The children said home was where they kept their toys, played, ate their meals, slept, and lived with their parents. (I’m paraphrasing because I didn’t take notes at the time.) Adults added things such as ‘a place to be with your family’, or ‘a place where you are safe.’

One crucial quality was not brought up, and I wish it had been, because it was the word that defines ‘home’ for me. By the time I’d realized what word I would have used, it was too late to contribute.

I was homeless from early January to mid December 2016. I wrote about the experience many times during that year, (the articles are on my website). One in particular, ‘Ghosts’ (15 January 2016) talked about ‘home’ actually being part of our self-image, and a reflection of who we are. Losing a ‘home’ was in a sense losing part of our Self.

During 2016, I had a place to eat and sleep, to keep and play with my ‘toys’ (the hotel television, my laptop, and three books that I owned and read repeatedly during that year) because I lived in one hotel/motel after another. Only one or two friends were concerned for my wellbeing, but many people knew of my plight. All my ‘stuff’ was in storage, miles from where I was, but I had the essentials. I was even ‘safe’ in the sense that I was protected from the elements, and was no more likely to be attacked in my motel/hotel room than I was when I had an apartment. In that sense, I met all the criteria mentioned in church, but I could never think of any of those places as ‘home.’

There have been many places where I could keep my secrets (even create them), shed my tears, create, laugh, play, eat and sleep. There were sometimes places where the smartest thing I could do was keep my back to the wall at all times, and look for an escape. There were even a couple of places where I didn’t have to keep my back to the wall, and where I found acceptance. But they weren’t really ‘home.’

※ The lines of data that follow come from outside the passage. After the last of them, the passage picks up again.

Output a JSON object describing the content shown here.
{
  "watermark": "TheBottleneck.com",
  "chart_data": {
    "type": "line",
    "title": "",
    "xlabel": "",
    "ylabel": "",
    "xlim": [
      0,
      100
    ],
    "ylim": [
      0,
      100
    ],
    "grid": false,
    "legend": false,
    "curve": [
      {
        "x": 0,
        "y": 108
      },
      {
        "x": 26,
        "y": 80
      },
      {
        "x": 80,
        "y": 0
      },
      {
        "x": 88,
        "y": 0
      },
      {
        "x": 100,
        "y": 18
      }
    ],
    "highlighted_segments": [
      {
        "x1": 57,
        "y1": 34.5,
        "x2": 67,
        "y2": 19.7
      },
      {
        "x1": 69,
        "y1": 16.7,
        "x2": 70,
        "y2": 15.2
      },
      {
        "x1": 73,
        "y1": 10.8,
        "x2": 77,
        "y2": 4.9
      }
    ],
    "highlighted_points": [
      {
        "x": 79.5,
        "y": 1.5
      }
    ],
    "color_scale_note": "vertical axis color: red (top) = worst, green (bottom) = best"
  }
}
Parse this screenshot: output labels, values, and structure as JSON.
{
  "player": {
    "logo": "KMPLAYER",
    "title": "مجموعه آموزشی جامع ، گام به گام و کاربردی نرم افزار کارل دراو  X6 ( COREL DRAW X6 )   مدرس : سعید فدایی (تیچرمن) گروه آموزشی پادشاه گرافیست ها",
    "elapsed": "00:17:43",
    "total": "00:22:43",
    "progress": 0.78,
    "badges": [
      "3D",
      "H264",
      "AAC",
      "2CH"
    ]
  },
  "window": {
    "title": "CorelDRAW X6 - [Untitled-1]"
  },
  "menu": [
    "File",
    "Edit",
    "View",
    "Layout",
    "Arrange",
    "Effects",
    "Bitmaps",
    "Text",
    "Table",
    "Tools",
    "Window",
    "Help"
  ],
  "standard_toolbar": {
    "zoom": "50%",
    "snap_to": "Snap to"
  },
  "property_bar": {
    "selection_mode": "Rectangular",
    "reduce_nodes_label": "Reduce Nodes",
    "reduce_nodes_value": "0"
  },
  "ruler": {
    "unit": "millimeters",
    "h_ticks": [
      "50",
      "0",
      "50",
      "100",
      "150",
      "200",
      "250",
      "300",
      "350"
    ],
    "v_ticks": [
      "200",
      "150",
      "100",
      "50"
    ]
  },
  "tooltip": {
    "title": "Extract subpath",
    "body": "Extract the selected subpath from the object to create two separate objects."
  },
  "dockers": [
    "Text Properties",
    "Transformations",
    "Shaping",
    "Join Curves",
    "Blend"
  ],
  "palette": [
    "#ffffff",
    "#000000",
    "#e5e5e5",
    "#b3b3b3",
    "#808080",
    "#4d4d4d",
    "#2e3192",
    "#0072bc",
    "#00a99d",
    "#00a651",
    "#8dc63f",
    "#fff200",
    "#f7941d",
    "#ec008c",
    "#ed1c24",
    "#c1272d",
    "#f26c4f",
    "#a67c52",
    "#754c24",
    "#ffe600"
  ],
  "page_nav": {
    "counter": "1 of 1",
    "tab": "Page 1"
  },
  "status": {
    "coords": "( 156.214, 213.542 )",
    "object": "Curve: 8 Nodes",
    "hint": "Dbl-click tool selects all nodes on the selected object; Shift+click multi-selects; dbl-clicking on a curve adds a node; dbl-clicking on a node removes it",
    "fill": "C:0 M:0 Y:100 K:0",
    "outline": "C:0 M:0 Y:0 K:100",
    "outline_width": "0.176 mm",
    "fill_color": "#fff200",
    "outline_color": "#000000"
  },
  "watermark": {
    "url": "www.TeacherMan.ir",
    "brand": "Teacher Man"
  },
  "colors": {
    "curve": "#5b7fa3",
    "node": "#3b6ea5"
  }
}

During 2016, I frequently had to worry about food and shelter. If I couldn’t pay the weekly hotel fees, I would be put out on the street. One time, the motel I was staying in actually rented my room to someone else while I was still in it; the same motel had a policy that no one could remain in residence more than 28 days. Staying there—my only choice at the time—was a source of constant anxiety. Of all the people that knew about me, only one or two genuinely cared about what was happening, and usually, helping me meant hurting themselves. Although my exigent circumstances were relieved for the moment, I felt bad about their sacrifices. I still do.

The essential element that was missing, the quality that was not mentioned this morning, was ‘belonging.’

Home is a place where you feel you fit in, somewhere you actually belong. It completes you. It is the place that lets you feel free.

Anywhere—an abode, a job, a church, or a place where you once had a good experience—can feel like ‘home’ if you feel you belong.